On one occasion he warned a group of republicans in my presence, “Watch Professor Flint. Don’t be put off by his style. He will fight us tenaciously and with the utmost vigour.”

I saw him in the street after the 1999 referendum. He said: “Well, David,  you won this time. But next time you’ll have a real fight on your hands.”

“ No we won’t, George,” I said.  “Your side has peaked.

“1999 was your most auspicious year. If you couldn’t do it then, you will never do it.”

“Those things you had which could be used to encourage change – the Centenary of Federation, the new century, the new millennium, the Olympic Games, the Royal divorces, the media- political juggernaut, a generous wealthy benefactor – they will not come together  again.”

“George, I am sorry to tell you this. But it’s all downhill from here.”

He smiled and we went our separate ways.




...highest ethical standards....



A leading authority on the constitution, in everything  that he did he was always gracious and honourable.  He was therefore not embarrassed at all in denouncing error or impropriety in the republican camp.

In 2004, he came to the conclusion that  the head of state dispute  was an “arid and ultimately irrelevant battle over nomenclature” (Quadrant , September, 2004.)

He was also persuaded in recent years that another attempt to change the constitution should not be made during the present reign.

He completely disapproved of creeping republicanism, where opportunistic politicians  remove the signs and symbols of the Crown.

Not only did he think this a misguided tactic.  He once told me “The more the people see the symbols the more they will wish to be rid of the Crown.”  

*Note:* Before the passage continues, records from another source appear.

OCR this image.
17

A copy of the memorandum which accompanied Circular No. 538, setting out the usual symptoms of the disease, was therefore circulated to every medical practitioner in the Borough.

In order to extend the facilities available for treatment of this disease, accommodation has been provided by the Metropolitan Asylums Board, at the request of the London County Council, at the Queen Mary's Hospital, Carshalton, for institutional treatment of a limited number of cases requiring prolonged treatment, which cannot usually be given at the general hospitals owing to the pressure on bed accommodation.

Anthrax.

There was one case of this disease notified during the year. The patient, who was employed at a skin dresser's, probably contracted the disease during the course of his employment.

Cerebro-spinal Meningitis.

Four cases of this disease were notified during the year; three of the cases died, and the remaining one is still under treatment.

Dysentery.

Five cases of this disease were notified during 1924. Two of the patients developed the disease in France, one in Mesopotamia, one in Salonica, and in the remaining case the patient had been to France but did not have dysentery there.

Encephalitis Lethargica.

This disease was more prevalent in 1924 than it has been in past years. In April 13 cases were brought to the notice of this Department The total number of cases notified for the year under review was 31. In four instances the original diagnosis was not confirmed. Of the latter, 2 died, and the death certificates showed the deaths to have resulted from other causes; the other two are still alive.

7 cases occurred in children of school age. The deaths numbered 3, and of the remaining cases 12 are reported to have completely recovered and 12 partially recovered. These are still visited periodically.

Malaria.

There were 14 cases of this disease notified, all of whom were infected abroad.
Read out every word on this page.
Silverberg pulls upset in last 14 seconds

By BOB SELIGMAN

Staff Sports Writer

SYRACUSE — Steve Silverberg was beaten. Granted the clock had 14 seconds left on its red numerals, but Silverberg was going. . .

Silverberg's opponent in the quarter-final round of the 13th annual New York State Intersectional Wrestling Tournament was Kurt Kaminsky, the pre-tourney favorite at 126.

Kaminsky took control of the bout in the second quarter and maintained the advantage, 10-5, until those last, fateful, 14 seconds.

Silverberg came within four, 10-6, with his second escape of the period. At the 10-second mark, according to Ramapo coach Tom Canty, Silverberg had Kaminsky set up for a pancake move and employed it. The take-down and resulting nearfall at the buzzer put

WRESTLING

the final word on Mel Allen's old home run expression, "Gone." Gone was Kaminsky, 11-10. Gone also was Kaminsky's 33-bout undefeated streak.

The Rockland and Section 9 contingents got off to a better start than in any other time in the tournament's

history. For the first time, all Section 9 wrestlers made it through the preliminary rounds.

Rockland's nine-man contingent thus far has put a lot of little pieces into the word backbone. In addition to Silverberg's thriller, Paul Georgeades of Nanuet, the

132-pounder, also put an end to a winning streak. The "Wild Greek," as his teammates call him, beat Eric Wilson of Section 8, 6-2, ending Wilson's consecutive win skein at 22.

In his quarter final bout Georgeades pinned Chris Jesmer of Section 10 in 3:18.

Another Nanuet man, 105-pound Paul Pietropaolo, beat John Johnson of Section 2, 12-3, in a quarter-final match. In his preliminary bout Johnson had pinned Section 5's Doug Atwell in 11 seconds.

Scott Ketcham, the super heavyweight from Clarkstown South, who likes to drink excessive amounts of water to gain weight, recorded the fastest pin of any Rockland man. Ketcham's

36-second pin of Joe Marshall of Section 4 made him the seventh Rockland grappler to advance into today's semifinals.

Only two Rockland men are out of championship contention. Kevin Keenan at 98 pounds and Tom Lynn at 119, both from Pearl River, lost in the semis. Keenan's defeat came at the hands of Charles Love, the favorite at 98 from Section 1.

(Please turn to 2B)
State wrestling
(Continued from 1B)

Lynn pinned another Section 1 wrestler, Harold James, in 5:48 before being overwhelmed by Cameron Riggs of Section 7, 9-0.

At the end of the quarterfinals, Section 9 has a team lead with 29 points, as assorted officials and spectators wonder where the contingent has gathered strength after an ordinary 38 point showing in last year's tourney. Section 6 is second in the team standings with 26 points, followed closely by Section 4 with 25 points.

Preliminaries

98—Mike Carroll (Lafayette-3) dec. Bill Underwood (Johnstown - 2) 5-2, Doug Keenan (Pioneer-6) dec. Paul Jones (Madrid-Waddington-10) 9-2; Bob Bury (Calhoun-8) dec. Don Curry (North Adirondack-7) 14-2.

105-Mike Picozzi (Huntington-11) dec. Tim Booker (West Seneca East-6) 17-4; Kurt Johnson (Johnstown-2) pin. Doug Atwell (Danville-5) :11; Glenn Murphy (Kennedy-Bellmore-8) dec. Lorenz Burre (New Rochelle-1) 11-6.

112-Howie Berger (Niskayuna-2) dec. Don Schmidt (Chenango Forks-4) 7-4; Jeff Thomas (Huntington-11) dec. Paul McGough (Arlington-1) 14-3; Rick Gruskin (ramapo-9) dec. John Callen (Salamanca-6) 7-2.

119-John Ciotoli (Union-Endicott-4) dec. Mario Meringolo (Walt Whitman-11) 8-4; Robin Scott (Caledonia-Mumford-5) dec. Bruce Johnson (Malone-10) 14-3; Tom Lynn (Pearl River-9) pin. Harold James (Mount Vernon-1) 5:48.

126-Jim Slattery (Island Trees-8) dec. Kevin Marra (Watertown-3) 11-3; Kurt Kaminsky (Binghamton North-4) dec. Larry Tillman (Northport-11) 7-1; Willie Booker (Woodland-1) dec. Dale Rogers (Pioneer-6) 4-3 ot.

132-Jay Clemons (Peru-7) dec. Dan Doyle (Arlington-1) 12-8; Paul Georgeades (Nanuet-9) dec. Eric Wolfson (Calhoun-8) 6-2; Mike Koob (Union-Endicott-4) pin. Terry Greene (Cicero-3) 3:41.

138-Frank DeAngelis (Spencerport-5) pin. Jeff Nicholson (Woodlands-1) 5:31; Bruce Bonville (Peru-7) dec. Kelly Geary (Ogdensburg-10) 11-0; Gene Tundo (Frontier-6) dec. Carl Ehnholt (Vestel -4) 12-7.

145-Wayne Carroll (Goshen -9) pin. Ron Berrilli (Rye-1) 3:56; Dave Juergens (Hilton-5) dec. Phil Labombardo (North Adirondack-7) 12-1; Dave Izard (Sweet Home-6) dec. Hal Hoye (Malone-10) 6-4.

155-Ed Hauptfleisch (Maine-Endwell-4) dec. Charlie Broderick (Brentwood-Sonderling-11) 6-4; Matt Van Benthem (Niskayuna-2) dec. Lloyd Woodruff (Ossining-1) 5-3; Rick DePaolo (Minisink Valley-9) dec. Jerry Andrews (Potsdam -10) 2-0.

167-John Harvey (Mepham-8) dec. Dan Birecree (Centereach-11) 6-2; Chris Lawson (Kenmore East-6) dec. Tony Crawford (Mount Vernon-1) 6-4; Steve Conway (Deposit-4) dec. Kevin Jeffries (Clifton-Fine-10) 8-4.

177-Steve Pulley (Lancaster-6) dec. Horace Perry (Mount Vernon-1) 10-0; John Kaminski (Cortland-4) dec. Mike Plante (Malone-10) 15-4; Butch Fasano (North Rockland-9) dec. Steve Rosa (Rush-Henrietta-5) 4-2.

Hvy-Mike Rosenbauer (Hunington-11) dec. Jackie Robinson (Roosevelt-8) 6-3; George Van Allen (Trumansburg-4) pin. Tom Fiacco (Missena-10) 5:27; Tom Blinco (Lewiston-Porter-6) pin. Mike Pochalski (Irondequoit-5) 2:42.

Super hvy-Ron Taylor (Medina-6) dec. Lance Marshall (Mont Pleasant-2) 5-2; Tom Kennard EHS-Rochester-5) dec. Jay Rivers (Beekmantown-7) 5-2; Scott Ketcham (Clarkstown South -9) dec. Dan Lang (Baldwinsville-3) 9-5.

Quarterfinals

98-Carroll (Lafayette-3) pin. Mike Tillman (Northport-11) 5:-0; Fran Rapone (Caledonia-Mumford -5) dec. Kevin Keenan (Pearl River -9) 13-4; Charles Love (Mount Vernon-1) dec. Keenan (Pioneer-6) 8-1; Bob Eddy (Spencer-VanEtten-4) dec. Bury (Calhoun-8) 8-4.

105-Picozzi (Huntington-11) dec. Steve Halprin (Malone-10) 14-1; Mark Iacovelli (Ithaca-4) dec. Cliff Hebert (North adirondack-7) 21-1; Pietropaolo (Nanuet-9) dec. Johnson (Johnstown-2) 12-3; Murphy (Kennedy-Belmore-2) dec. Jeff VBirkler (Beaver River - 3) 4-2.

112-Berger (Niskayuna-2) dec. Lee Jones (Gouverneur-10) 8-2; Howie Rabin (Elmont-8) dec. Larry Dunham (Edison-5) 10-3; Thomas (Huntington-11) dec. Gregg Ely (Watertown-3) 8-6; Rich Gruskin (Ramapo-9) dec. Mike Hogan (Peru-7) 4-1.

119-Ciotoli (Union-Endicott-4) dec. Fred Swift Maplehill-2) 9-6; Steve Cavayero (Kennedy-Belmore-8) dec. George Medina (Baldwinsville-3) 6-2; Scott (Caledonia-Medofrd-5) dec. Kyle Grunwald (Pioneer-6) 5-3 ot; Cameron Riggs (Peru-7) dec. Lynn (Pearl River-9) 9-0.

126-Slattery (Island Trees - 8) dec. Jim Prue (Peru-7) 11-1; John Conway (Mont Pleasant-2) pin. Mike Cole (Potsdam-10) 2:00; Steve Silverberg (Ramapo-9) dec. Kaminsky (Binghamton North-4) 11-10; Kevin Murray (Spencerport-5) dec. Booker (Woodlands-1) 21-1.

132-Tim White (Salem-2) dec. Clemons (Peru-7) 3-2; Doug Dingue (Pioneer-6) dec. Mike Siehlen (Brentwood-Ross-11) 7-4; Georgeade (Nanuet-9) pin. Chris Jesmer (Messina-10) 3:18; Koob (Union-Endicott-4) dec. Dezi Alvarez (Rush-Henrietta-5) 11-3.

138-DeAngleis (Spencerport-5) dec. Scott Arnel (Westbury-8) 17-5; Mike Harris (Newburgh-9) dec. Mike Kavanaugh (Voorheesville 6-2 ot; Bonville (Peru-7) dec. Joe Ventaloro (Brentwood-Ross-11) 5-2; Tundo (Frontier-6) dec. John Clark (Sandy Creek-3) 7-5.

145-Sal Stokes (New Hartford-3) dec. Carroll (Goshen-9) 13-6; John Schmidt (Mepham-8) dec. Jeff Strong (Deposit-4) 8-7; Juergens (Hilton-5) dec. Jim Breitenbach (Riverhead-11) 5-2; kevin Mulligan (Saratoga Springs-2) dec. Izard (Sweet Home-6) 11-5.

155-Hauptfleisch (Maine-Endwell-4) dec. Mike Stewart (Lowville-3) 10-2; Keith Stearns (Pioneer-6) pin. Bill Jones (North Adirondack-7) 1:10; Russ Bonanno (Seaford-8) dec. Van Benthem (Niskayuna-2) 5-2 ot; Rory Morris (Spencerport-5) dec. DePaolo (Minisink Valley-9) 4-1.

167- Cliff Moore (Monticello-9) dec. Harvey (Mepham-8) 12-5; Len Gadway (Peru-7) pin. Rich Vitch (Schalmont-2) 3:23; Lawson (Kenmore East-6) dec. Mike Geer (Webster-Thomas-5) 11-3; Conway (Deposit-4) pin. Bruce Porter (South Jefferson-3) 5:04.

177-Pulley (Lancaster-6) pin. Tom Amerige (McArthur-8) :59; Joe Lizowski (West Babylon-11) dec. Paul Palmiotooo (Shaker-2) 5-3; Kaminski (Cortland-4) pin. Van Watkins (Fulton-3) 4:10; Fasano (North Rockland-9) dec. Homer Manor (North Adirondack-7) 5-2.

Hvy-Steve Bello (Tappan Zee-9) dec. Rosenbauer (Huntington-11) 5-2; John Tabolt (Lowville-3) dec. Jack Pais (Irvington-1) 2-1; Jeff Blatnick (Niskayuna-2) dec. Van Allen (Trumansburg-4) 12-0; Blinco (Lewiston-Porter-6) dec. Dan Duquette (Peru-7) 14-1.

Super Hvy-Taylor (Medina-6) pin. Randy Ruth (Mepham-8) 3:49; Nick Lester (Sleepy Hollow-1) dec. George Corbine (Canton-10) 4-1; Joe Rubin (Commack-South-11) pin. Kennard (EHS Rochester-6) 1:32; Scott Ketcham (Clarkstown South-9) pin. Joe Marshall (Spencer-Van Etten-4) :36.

Of course I said this was not so; people honour and respect the Crown.

But I agreed entirely with his more fundamental objection, succinctly explained by the eminent jurist, Dr Peter Gerangelos, in a  most moving eulogy delivered on Wednesday, 12 November, 2008, in the superb church of St Francis of Assisi, in the very heart of inner Sydney at Paddington.  Father Ken Sergeant, Father Peter McGrath, OFM and Monsignor Tony Doherty, formerly Dean of St. Mary’s Cathedral, were the concelebrants of the requiem mass.

Professor Winterton’s fundamental objection to creeping republicanism was that as Australia is in its fundamental law a constitutional monarchy, we must maintain the usages of monarchy and not become a republic by stealth.

To him, legality is such a precious golden thread, it must always be maintained. 

To his dear widow, Ros, his children David, Philip, Maddy and Julia, his mother Rita, and his brother Peter, ACM extends our deepest sympathy on the passing of a great Australian.